Sighting the icebergs

Tags: Francesca Galeazzi

Despite having known from long time that I was taking part to this exceptional voyage, it didn’t feel quite real until I met the rest of the group at the airport, all geared up, enthusiastic and probably a bit nervous. It was really hard to imagine what it was going to be like spending 10 days with such an eclectic mix of artists and scientists. What was clear from the beginning though, was the positive energy end enthusiasm of the group, the sense of urgency and ‘mission’ that everybody shared, and the spontaneous discussions on climate change and politics that sparked at any occasion.

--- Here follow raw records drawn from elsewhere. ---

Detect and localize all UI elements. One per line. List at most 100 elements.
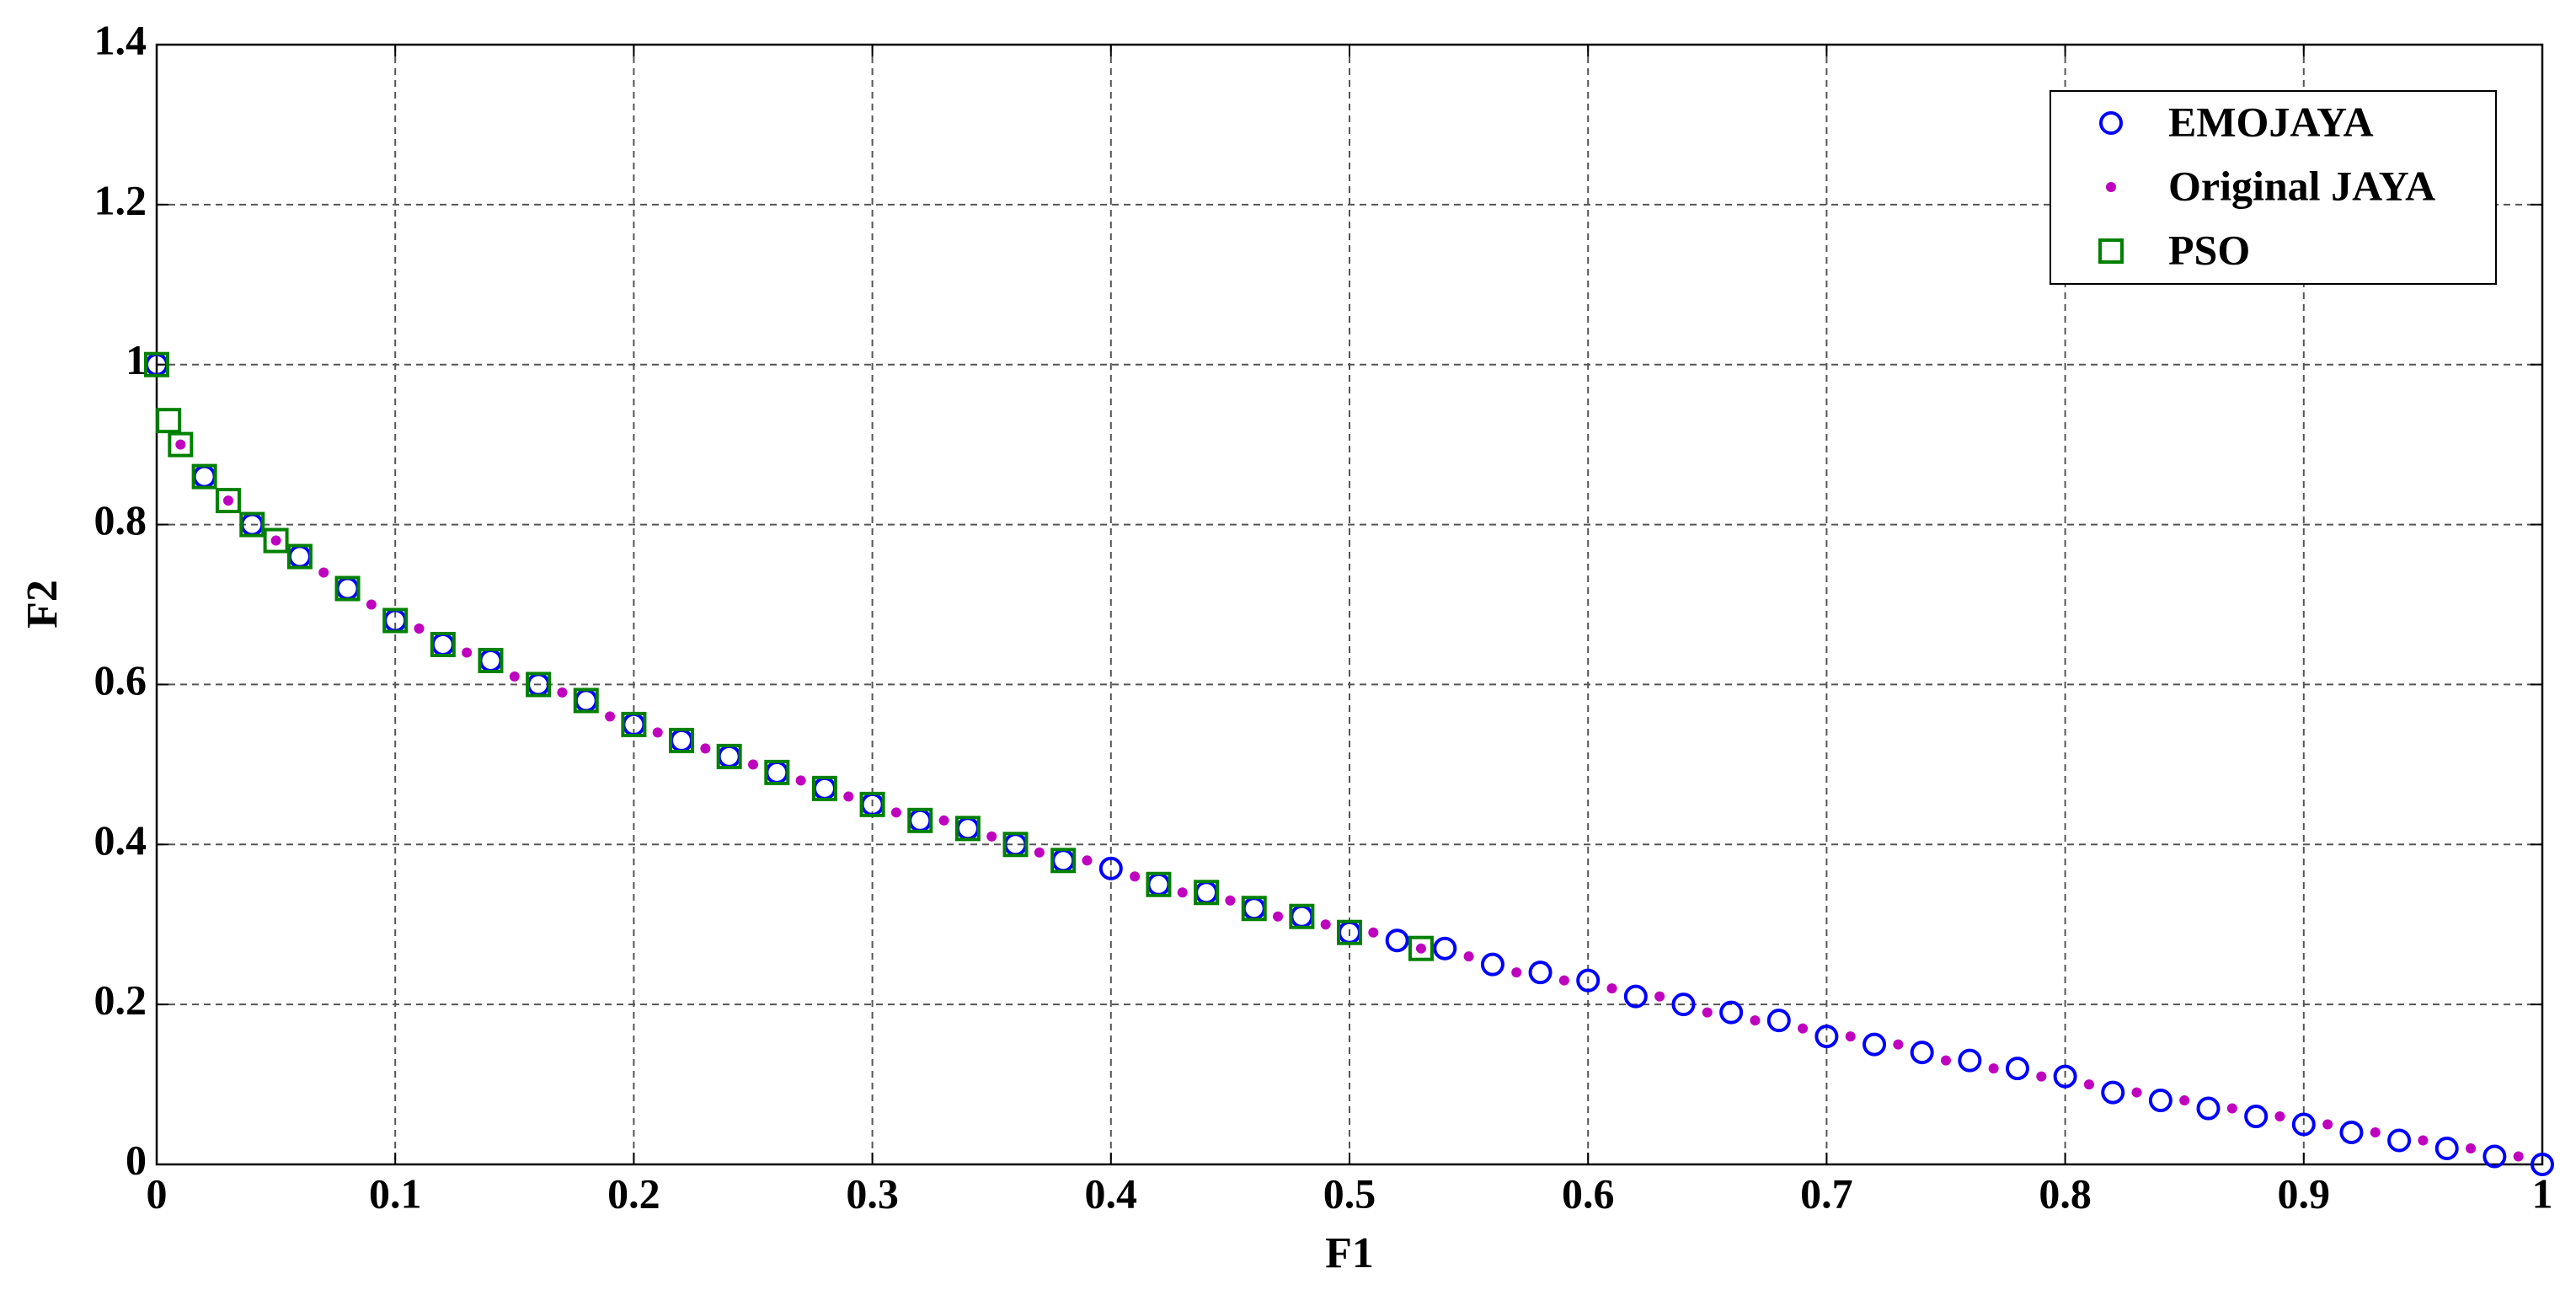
- point: [1082, 855, 1093, 866]
- x-tick-label: 0.7: [1800, 1169, 1853, 1217]
- point: [286, 543, 313, 570]
- x-tick-label: 0.1: [369, 1169, 422, 1217]
- point: [986, 831, 997, 842]
- y-tick-label: 1.4: [94, 16, 147, 63]
- point: [2466, 1143, 2477, 1154]
- point: [478, 647, 504, 673]
- x-tick-label: 0.5: [1323, 1169, 1376, 1217]
- point: [2101, 1080, 2125, 1105]
- point: [907, 807, 933, 833]
- point: [1528, 961, 1553, 985]
- point: [175, 439, 186, 450]
- point: [1415, 943, 1426, 954]
- point: [1289, 903, 1315, 929]
- point: [652, 727, 663, 738]
- plot-frame: [155, 43, 2544, 1166]
- point: [1034, 847, 1045, 858]
- point: [1130, 871, 1141, 882]
- y-axis-label: F2: [19, 580, 67, 629]
- point: [2513, 1151, 2524, 1162]
- point: [1146, 871, 1172, 897]
- point: [222, 495, 233, 506]
- point: [2036, 1071, 2047, 1082]
- point: [156, 408, 182, 434]
- point: [1798, 1023, 1809, 1034]
- point: [573, 688, 599, 714]
- y-tick-label: 1.2: [94, 176, 147, 223]
- point: [2339, 1121, 2364, 1145]
- y-tick-label: 0.6: [94, 656, 147, 704]
- point: [2322, 1119, 2333, 1130]
- legend-label: Original JAYA: [2168, 162, 2435, 209]
- point: [2387, 1128, 2412, 1153]
- point: [318, 567, 329, 578]
- point: [1225, 895, 1236, 906]
- point: [1941, 1055, 1951, 1066]
- legend-marker: [2099, 111, 2123, 135]
- point: [1320, 919, 1331, 930]
- point: [270, 535, 281, 546]
- y-tick-label: 0.4: [94, 816, 147, 864]
- point: [605, 711, 616, 722]
- point: [1958, 1048, 1982, 1073]
- point: [557, 687, 568, 698]
- point: [1893, 1039, 1904, 1050]
- point: [2434, 1137, 2459, 1161]
- point: [239, 511, 265, 538]
- point: [366, 599, 377, 610]
- point: [2148, 1089, 2172, 1113]
- point: [2083, 1079, 2094, 1090]
- point: [215, 488, 241, 514]
- point: [1606, 983, 1617, 994]
- y-tick-label: 0: [126, 1136, 147, 1183]
- point: [1050, 848, 1077, 874]
- point: [168, 431, 194, 458]
- point: [890, 807, 901, 818]
- point: [1511, 967, 1522, 978]
- point: [1654, 991, 1665, 1002]
- point: [1241, 896, 1267, 922]
- point: [2179, 1095, 2190, 1106]
- x-axis-label: F1: [1325, 1229, 1374, 1277]
- legend-label: PSO: [2168, 226, 2250, 273]
- point: [2418, 1135, 2429, 1146]
- x-tick-label: 1: [2532, 1169, 2553, 1217]
- point: [1385, 928, 1409, 953]
- point: [1194, 880, 1220, 906]
- point: [509, 671, 520, 682]
- legend-box: [2050, 90, 2497, 285]
- point: [938, 815, 949, 826]
- point: [811, 775, 837, 801]
- point: [2005, 1057, 2029, 1081]
- point: [1098, 856, 1123, 880]
- point: [144, 351, 169, 377]
- point: [414, 623, 425, 634]
- point: [1702, 1007, 1713, 1018]
- point: [1814, 1025, 1839, 1049]
- point: [954, 816, 981, 842]
- legend-label: EMOJAYA: [2168, 98, 2374, 145]
- series: [175, 439, 2524, 1162]
- point: [1750, 1015, 1761, 1026]
- point: [1480, 952, 1504, 977]
- point: [2482, 1144, 2507, 1169]
- point: [2053, 1064, 2077, 1089]
- point: [1671, 993, 1696, 1017]
- point: [843, 791, 854, 802]
- point: [1368, 927, 1379, 938]
- legend-marker: [2106, 182, 2116, 192]
- series: [144, 351, 1434, 961]
- point: [1408, 935, 1434, 961]
- point: [1558, 975, 1569, 986]
- point: [1576, 968, 1601, 993]
- y-tick-label: 0.8: [94, 496, 147, 543]
- point: [2131, 1087, 2142, 1098]
- point: [2291, 1112, 2316, 1137]
- point: [1433, 936, 1457, 961]
- point: [1766, 1009, 1791, 1033]
- point: [1002, 832, 1029, 858]
- point: [1845, 1031, 1856, 1042]
- point: [1719, 1000, 1744, 1025]
- x-tick-label: 0: [147, 1169, 168, 1217]
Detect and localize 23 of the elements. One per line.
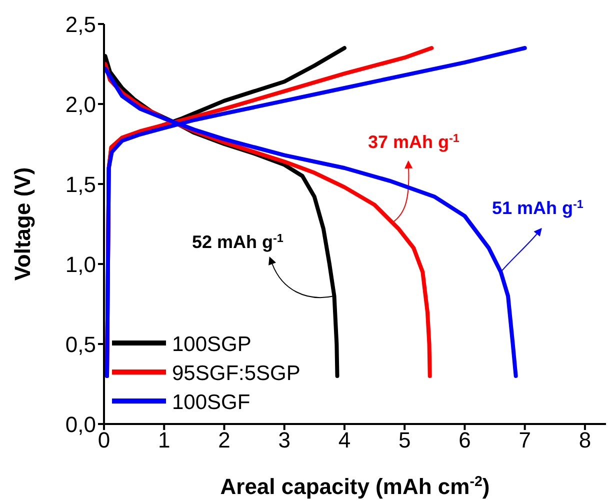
x-tick-label: 7: [518, 428, 531, 453]
legend-label: 95SGF:5SGP: [172, 362, 300, 385]
y-tick-label: 1,0: [65, 252, 96, 277]
x-tick-label: 1: [158, 428, 170, 453]
y-tick-label: 1,5: [65, 172, 96, 197]
annotation: 51 mAh g$^{-1}$: [492, 198, 584, 218]
x-tick-label: 8: [578, 428, 592, 453]
annotation: 37 mAh g$^{-1}$: [368, 132, 460, 152]
y-tick-label: 0,0: [65, 412, 96, 437]
x-tick-label: 5: [398, 428, 411, 453]
x-tick-label: 2: [218, 428, 230, 453]
y-tick-label: 2,5: [65, 12, 96, 37]
y-tick-label: 0,5: [65, 332, 96, 357]
y-axis-title: Voltage (V): [10, 167, 35, 281]
x-tick-label: 4: [338, 428, 351, 453]
annotation: 52 mAh g$^{-1}$: [192, 232, 284, 252]
x-tick-label: 0: [98, 428, 110, 453]
y-tick-label: 2,0: [65, 92, 96, 117]
x-tick-label: 6: [458, 428, 471, 453]
x-axis-title: Areal capacity (mAh cm$^{-2}$): [220, 474, 490, 499]
legend-label: 100SGP: [172, 333, 252, 356]
legend-label: 100SGF: [172, 391, 250, 414]
x-tick-label: 3: [278, 428, 290, 453]
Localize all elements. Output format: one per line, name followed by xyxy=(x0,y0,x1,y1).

Actually, the fact that we were going right into the Arctic Circle became a tangible reality when we saw the icebergs for the first time off the coast of East Greenland from the flight to Kangerlussuac. Initially it was a solitary iceberg glowing in the middle of an opaque emerald sea, but then it became ten, then hundred, and then – approaching the coast – the whole coast was covered by icebergs and floating ice sheets, just born off the rugged edges of impressive glaciers. The glaciers were marked by serpentine-like rivers of melting fresh water that, from the distance, looked like hopeless roads to nowhere (not to be confused with bridges to nowhere!). The sight of the icebergs generated such excitement on board of the Fokker 50 that, like a group of kids taken for their first school trip, we found ourselves leaning on one side of the plane looking down to the magnificent and gloomy display of global warming taking place. The glaciers are melting and, in doing so, create a multitude of massive icebergs. In the afternoon we would have learned from the scientists on board that the reduction of the ice shelf in Greenland has been so dramatic in the last few years that the pace of melting has already met the worse predictions made by IPCC for 2050!
Something must be done to stop this. And fast.